Pre-open sentiment remains positive as the markets wait for Janet Yellen’s first news conference as the Fed Chairwoman this afternoon. The weak start to the Q1 earnings season with underwhelming reports from FedEx (FDX - Free Report) , Oracle (ORCL - Free Report) and General Mills (GIS - Free Report) will also attract some attention.

We will get three things at the conclusion of the FOMC meeting this afternoon – the official statement, the committee’s economic projections and the Chairwoman’s press conference. No major surprises are expected on the Taper question or the projections, though given the recent downtrend in the unemployment rate, the committee’s projections for year-end 2014 and 2015 will likely come down to match private-sector consensus expectations. All indications are that they will continue with the recent $10 billion reduction pace on the Taper front.

The only major question is whether the FOMC will change the unemployment threshold for its forward guidance. The current threshold is 6.5%, not that far from the current unemployment rate if 6.7%. The last official FOMC statement and public comments from Fed officials have been emphasizing that they don’t intend to make any changes to monetary policy even ‘well past’ the unemployment rate reaches that level. The committee would prefer to replace the hard numerical threshold with something more qualitative without disturbing current market expectations in any negative way. The market expects interest rates to start rising in the second half of 2015, as reflected in the Fed Funds futures market. It wouldn’t be easy for the Fed to remove the unemployment threshold without disturbing market expectations, but that’s the key challenge.  

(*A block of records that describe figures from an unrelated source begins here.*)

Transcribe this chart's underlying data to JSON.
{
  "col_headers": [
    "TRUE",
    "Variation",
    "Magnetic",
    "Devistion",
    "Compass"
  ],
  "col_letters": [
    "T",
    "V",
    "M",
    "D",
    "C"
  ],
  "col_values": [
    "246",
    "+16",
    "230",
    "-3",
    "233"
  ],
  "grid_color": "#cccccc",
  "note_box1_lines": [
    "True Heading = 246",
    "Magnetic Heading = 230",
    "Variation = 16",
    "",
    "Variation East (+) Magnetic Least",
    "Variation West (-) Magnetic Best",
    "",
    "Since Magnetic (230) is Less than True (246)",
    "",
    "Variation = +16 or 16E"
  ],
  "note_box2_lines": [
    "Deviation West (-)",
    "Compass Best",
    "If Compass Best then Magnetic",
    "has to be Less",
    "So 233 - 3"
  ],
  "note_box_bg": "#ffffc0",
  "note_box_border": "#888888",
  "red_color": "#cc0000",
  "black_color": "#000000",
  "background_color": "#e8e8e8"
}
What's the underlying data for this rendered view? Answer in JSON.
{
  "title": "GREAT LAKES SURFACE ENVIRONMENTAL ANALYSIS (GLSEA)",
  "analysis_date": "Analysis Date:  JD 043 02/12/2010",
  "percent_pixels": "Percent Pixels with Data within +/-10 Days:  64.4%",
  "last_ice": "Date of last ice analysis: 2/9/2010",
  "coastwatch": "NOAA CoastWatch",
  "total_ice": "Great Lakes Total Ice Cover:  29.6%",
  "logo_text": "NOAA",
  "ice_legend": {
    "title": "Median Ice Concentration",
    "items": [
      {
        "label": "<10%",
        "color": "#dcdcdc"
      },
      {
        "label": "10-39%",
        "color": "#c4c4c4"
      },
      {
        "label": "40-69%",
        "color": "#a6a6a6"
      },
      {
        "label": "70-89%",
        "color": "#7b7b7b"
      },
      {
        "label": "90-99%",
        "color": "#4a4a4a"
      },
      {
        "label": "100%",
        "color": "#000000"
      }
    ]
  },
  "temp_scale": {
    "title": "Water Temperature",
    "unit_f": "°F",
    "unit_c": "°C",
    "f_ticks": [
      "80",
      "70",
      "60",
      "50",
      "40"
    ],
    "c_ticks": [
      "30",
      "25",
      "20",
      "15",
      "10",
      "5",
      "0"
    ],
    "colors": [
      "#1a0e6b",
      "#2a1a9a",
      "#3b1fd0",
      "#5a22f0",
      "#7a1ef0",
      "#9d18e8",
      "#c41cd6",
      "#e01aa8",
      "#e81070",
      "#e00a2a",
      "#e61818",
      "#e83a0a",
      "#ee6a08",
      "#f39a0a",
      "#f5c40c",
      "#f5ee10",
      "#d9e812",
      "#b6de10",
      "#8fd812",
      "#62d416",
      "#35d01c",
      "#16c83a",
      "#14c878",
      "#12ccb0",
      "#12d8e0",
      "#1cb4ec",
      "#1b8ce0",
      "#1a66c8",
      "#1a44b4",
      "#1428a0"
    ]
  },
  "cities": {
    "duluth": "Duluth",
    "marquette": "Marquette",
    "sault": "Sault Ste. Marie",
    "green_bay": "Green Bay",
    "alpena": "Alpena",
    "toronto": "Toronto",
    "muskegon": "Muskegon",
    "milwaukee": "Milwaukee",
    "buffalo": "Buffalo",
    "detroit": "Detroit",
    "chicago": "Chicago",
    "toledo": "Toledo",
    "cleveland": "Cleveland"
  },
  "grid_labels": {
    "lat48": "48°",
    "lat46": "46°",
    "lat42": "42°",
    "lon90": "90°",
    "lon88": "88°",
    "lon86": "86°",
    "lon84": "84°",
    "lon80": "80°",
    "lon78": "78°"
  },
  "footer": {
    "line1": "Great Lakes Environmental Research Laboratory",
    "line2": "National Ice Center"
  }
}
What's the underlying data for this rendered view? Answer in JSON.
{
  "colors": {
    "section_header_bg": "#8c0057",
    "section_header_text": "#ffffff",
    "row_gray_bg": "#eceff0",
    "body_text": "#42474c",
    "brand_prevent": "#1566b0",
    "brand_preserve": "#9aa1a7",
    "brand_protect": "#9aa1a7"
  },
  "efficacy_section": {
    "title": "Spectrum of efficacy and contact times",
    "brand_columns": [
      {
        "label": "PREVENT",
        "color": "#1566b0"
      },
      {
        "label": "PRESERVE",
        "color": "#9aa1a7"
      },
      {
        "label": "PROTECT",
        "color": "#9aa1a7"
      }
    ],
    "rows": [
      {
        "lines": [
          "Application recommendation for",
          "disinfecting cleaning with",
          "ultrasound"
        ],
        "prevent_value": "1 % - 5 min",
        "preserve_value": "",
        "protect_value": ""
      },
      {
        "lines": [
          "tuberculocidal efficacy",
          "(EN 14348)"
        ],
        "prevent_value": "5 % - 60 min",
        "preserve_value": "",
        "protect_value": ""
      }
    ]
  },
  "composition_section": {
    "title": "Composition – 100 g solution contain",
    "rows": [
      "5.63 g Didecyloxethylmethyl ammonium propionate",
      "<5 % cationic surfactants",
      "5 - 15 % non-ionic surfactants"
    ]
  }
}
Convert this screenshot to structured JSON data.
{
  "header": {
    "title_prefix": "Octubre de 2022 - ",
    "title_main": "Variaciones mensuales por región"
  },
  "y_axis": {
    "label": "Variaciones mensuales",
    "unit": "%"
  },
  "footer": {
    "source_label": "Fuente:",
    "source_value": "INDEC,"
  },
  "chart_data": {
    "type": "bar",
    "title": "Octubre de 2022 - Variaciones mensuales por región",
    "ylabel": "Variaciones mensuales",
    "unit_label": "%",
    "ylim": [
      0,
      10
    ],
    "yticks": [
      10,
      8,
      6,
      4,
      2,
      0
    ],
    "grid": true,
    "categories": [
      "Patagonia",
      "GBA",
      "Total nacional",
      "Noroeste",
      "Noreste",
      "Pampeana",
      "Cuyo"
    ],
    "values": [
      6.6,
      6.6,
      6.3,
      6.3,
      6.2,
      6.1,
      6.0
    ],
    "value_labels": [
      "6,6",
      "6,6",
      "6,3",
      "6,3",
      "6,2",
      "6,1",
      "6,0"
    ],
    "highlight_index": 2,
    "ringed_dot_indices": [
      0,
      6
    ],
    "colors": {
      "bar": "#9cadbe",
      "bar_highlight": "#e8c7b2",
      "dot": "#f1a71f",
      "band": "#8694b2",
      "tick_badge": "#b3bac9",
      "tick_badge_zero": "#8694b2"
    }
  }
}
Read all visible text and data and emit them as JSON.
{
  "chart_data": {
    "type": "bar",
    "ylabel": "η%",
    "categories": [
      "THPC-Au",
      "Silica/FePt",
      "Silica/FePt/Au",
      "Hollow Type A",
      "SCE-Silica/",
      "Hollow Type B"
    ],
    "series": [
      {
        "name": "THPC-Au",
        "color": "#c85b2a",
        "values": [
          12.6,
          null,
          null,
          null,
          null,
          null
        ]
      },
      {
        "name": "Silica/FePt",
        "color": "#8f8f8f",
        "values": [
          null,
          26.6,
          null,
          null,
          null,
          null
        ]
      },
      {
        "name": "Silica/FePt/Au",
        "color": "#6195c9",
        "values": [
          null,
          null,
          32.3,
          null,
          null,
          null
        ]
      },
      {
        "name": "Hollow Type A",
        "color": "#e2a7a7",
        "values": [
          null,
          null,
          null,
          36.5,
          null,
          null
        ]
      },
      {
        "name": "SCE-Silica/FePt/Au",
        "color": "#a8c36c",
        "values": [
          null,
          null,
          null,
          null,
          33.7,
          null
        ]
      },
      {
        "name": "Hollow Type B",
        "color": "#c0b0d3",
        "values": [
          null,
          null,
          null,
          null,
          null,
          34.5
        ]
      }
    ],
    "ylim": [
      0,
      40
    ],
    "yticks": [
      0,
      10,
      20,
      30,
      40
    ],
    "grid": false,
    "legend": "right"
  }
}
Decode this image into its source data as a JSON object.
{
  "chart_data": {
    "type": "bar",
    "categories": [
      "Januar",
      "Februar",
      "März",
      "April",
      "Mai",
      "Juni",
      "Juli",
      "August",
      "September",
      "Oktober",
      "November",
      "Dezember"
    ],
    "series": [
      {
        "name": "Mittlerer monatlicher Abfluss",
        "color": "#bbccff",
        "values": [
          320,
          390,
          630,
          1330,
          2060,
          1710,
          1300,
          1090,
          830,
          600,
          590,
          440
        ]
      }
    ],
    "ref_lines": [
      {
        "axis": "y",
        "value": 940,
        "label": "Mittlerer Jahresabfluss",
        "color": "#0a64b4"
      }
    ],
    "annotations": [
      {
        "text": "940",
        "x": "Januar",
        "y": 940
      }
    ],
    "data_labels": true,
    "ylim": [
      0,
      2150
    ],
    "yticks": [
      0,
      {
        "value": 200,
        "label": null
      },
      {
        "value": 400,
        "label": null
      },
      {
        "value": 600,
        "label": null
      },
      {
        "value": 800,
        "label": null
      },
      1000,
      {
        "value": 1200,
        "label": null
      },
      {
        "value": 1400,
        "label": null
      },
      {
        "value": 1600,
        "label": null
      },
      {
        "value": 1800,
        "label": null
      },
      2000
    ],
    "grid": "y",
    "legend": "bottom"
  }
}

Beyond Fed related matters, the 2014 Q1 earnings season got underway with the Oracle and Adobe results after the close on Tuesday (we count all companies with fiscal quarters ending in February as part of our Q1 tally). While Adobe beat expectations, Oracle came up short. This morning’s results from FedEx and General Mills were also on the weak side, with both companies blaming weather for their weak results.

Overall expectations for Q1 remain low, having come down quite a bit over the last three months. Total earnings for companies in the S&P 500 are expected to be down -1.6% in Q1, a material drop from the +2.3% growth expected in early January.  We should probably get used to the ‘reason’ cited by FedEx and General Mills this morning, as weather will likely appear repeatedly this reporting season.